Considering that the next episode is called “Scarecrow,” it seems pretty likely we’ll see that play out.
And, yes, we saw the actual Scarecrow…briefly. At the swimming pool, that teenager who came in to talk to his dad and get money for the parking meter was Jonathan Crane, who will eventually be The Scarecrow.
Scarecrow has appeared onscreen in a number of iterations before, most famously in the Arkham games and in Batman Begins, The Dark Knight and The Dark Knight Rises, played by Cillian Murphy.
Here’s an excerpt from our interview with actor Julian Sands, who played Dr. Crane this week:
When you’re stepping into Dr. Crane and a version of the Scarecrow, you have this general concept but since it’s really a new character, you get to put your own stamp on it. I can’t even remember if he was ever in the comics. Is that kind of the best of both worlds?

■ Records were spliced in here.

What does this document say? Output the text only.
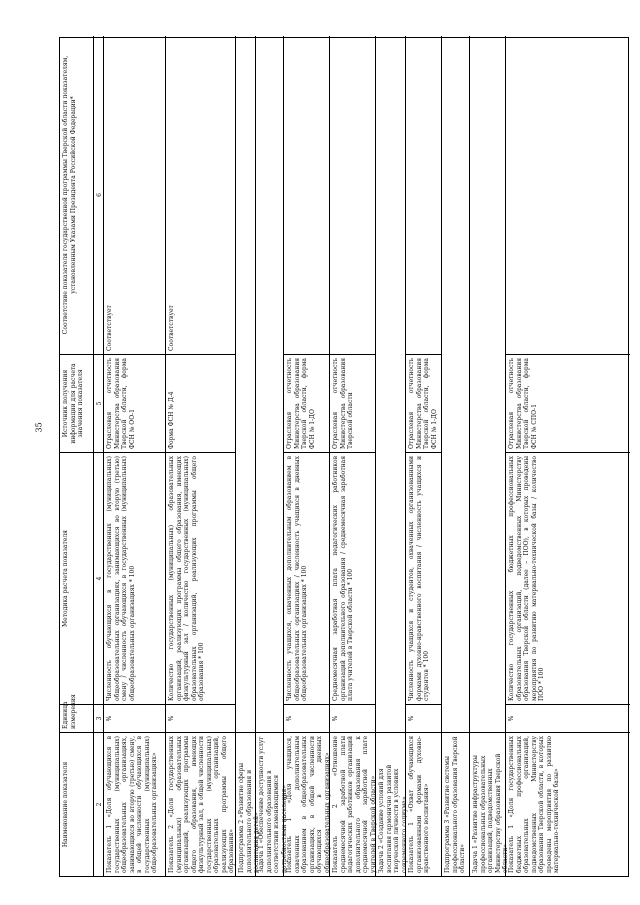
35
Наименование показателя
Единица измерения
Методика расчета показателя
Источник получения информации для расчета значения показателя
Соответствие показателя государственной программы Тверской области показателям, установленным Указами Президента Российской Федерации*
2
3
4
5
6
Показатель 1 «Доля обучающихся в государственных (муниципальных) общеобразовательных организациях, занимающихся во вторую (третью) смену, в общей численности обучающихся в государственных (муниципальных) общеобразовательных организациях»
%
Численность обучающихся в государственных (муниципальных) общеобразовательных организациях, занимающихся во вторую (третью) смену / численность обучающихся в государственных (муниципальных) общеобразовательных организациях * 100
Отраслевая отчетность Министерства образования Тверской области, форма ФСН № ОО-1
Соответствует
Показатель 2 «Доля государственных (муниципальных) образовательных организаций, реализующих программы общего образования, имеющих физкультурный зал, в общей численности государственных (муниципальных) образовательных организаций, реализующих программы общего образования»
%
Количество государственных (муниципальных) образовательных организаций, реализующих программы общего образования, имеющих физкультурный зал / количество государственных (муниципальных) образовательных организаций, реализующих программы общего образования * 100
Форма ФСН № Д-4
Соответствует
Подпрограмма 2 «Развитие сферы дополнительного образования и воспитания детей»
Задача 1 «Обеспечение доступности услуг дополнительного образования в соответствии изменяющимися потребностями населения»
Показатель 1 «Доля учащихся, охваченных дополнительным образованием в общеобразовательных организациях, в общей численности обучающихся в дневных общеобразовательных организациях»
%
Численность учащихся, охваченных дополнительным образованием в общеобразовательных организациях / численность учащихся в дневных общеобразовательных организациях * 100
Отраслевая отчетность Министерства образования Тверской области, форма ФСН № 1-ДО
Показатель 2 «Отношение среднемесячной заработной платы педагогических работников организаций дополнительного образования к среднемесячной заработной плате учителей в Тверской области»
%
Среднемесячная заработная плата педагогических работников организаций дополнительного образования / среднемесячная заработная плата учителей в Тверской области * 100
Отраслевая отчетность Министерства образования Тверской области
Задача 2 «Создание условий для воспитания гармонично развитой творческой личности в условиях современного социума» Показатель 1 «Охват обучающихся организованными формами духовно-нравственного воспитания»
%
Численность учащихся и студентов, охваченных организованными формами духовно-нравственного воспитания / численность учащихся и студентов * 100
Отраслевая отчетность Министерства образования Тверской области, форма ФСН № 1-ДО
Подпрограмма 3 «Развитие системы профессионального образования Тверской области»	Задача 1 «Развитие инфраструктуры профессиональных образовательных организаций, подведомственных Министерству образования Тверской области» Показатель 1 «Доля государственных бюджетных профессиональных образовательных организаций, подведомственных Министерству образования Тверской области, в которых проведены мероприятия по развитию материально-технической базы»
%
Количество государственных бюджетных профессиональных образовательных организаций, подведомственных Министерству образования Тверской области (далее – ПОО), в которых проведены мероприятия по развитию материально-технической базы / количество ПОО * 100
Отраслевая отчетность Министерства образования Тверской области, форма ФСН № СПО-1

For me, the Dr. Crane I present is a person who quite genuinely believes that the lot of mankind can be improved if only I’m allowed to do my work. Yes, it may mean one or two people have to be sacrificed. Yes, there is a body count, but I am doing my work for the good of mankind. And when my son Jonathan is observing some of my work and I see him look tentative and unsure, I say, “Jonathan, we’ve talked about this. What I’m doing is for the good of mankind. It will make things better for everyone.”
Well, of course, not everyone because the person who is the subject of my experimentation is very quickly no longer with us, but I don’t see it that way. I mean, maybe I see it that way once it’s too late to reconsider. And I bring my son into my experimentation because I’ve run out of victims and I still haven’t found the elixir I’m looking for.
Crane is motivated by this desire to overcome fear. He believes fear is an evolutionary throwback to primordial times. He thinks it belongs with the three-celled slugs in the Andalusian oceans. He thinks that if mankind can conquer fear, then everybody will have a better life. What it really is, what he’s really trying to work out, is that he experienced personal trauma himself because he was afraid. That’s something, I think, that he never forgave himself for but was motivated to keep pursuing a cure.
Whereas I’m a mountain climber when I’m not acting and let me tell you: fear keeps you safe in life. Fear is a very good thing; it gets your antennae alert.
Did anybody see anything that was actually, y’know…hidden?